Most of the restaurants will be clustered around a central plaza that will serve as a public square and include a shallow pool fountain with illuminated translucent columns. At least four of the restaurants will surround the plaza.


The portion of the site opposite Central will have a walkway that leads to the adjacent residential neighborhood.


To make way for the restaurant development, the city of Richardson purchased the 1960s-era Continental Inn in 2012 for $2.2 million and tore down what some said had become an eyesore. The city sold the site to Hermansen for $2.2 million but gave him a $2.2 million development grant that essentially canceled out that cost.


An infrastructure rebate of up to $1.2 million also is available to the developer.  Revamping the former Continental Inn site was one of five possible projects outlined in the the West Spring Valley Reinvestment Strategy plan that the Richardson City Council adopted in 2009.


Sizzling locations

So far, the area has not had the kind of major redevelopment seen in cities such as Frisco or in the northern reaches of Richardson at the CityLine project.
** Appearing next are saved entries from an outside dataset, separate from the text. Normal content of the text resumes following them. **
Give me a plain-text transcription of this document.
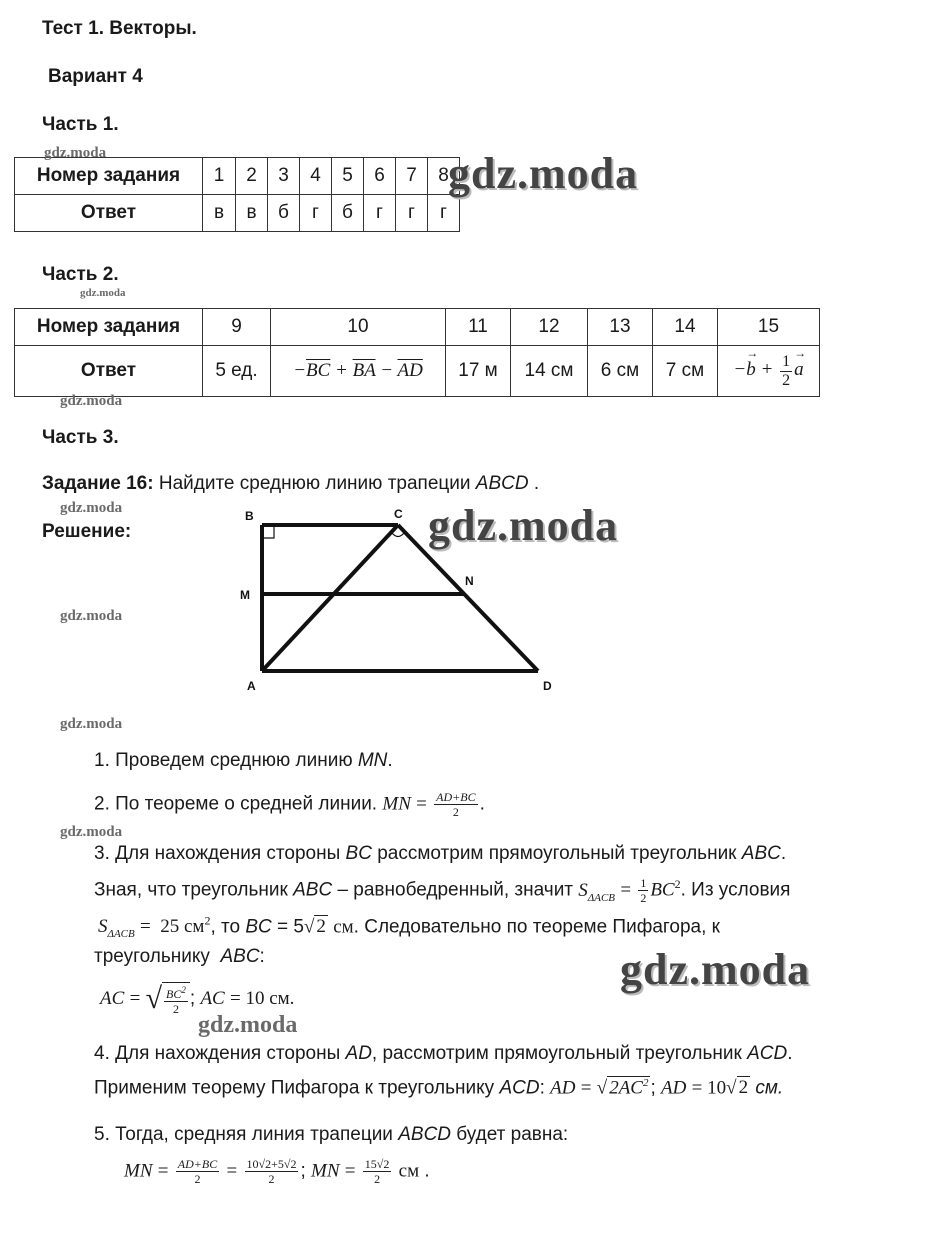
Тест 1. Векторы.
Вариант 4
Часть 1.
Номер задания	1	2	3	4	5	6	7	8
Ответ	в	в	б	г	б	г	г	г
Часть 2.
Номер задания	9	10	11	12	13	14	15
Ответ	5 ед.	$-\overline{BC} + \overline{BA} - \overline{AD}$	17 м	14 см	6 см	7 см	−→ $b + \frac{1}{2} \to a$
Часть 3.
Задание 16: Найдите среднюю линию трапеции ABCD .
Решение:
B	C
M
N
A	D
1. Проведем среднюю линию MN.
2. По теореме о средней линии. MN = $\frac{AD+BC}{2}$ .
3. Для нахождения стороны BC рассмотрим прямоугольный треугольник ABC.
Зная, что треугольник ABC – равнобедренный, значит $S_{\Delta ACB} = \frac{1}{2} BC^2$. Из условия
$S_{\Delta ACB} = 25$ $см^2$, то BC = 5√ 2 см. Следовательно по теореме Пифагора, к
треугольнику ABC:
AC = √ $\frac{BC^2}{2}$ ; AC = 10 см.
4. Для нахождения стороны AD, рассмотрим прямоугольный треугольник ACD.
Применим теорему Пифагора к треугольнику ACD: AD = √ $2AC^2$ ; AD = 10√ 2 см.
5. Тогда, средняя линия трапеции ABCD будет равна:
MN = $\frac{AD+BC}{2} = \frac{10√2+5√2}{2}$ ; MN = $\frac{15√2}{2}$ см .
gdz.moda	gdz.moda
gdz.moda
gdz.moda
gdz.moda	gdz.moda
gdz.moda
gdz.moda
gdz.moda
gdz.moda
gdz.moda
Ryan of Dog Haus also is planning to open a location in Warren Buffett’s mammoth Grandscape development in The Colony. That 400-plus acre project is home to Nebraska Furniture Mart and is to eventually include hotel rooms, more retail and a live music venue.


West Plano Village, which Young said was marketed largely as a restaurant collective, includes housing and office space.


Even Trinity Groves, which began as a restaurant incubator, is branching out to add housing. Cypress at Trinity Groves, featuring studios and one- and two-bedroom apartments, is expected to open by next summer.  During the Richardson Restaurant Park’s plans-on-paper stage, some residents questioned why the site was being developed as a single-use project rather than multi-use.


“We’re all restaurants, no retail by design,” Hermansen said.


But Hermansen said that might not always be the case.


“It would be premature to look too hard at doing something [else] now,” he said. “If this is as successful as we think it will be, the natural thing for us to do would be … to look to expand the park. We don’t have anything planned, but would we look at it? Yes.”


Once he plants his flag, Hermansen expects other developers and entrepreneurs to take another look at the area, a mature section of Richardson that some see as in need of a makeover.  “The city hopes we will spark some development within that entire” area, he said. “We hope we’re the catalyst for that.”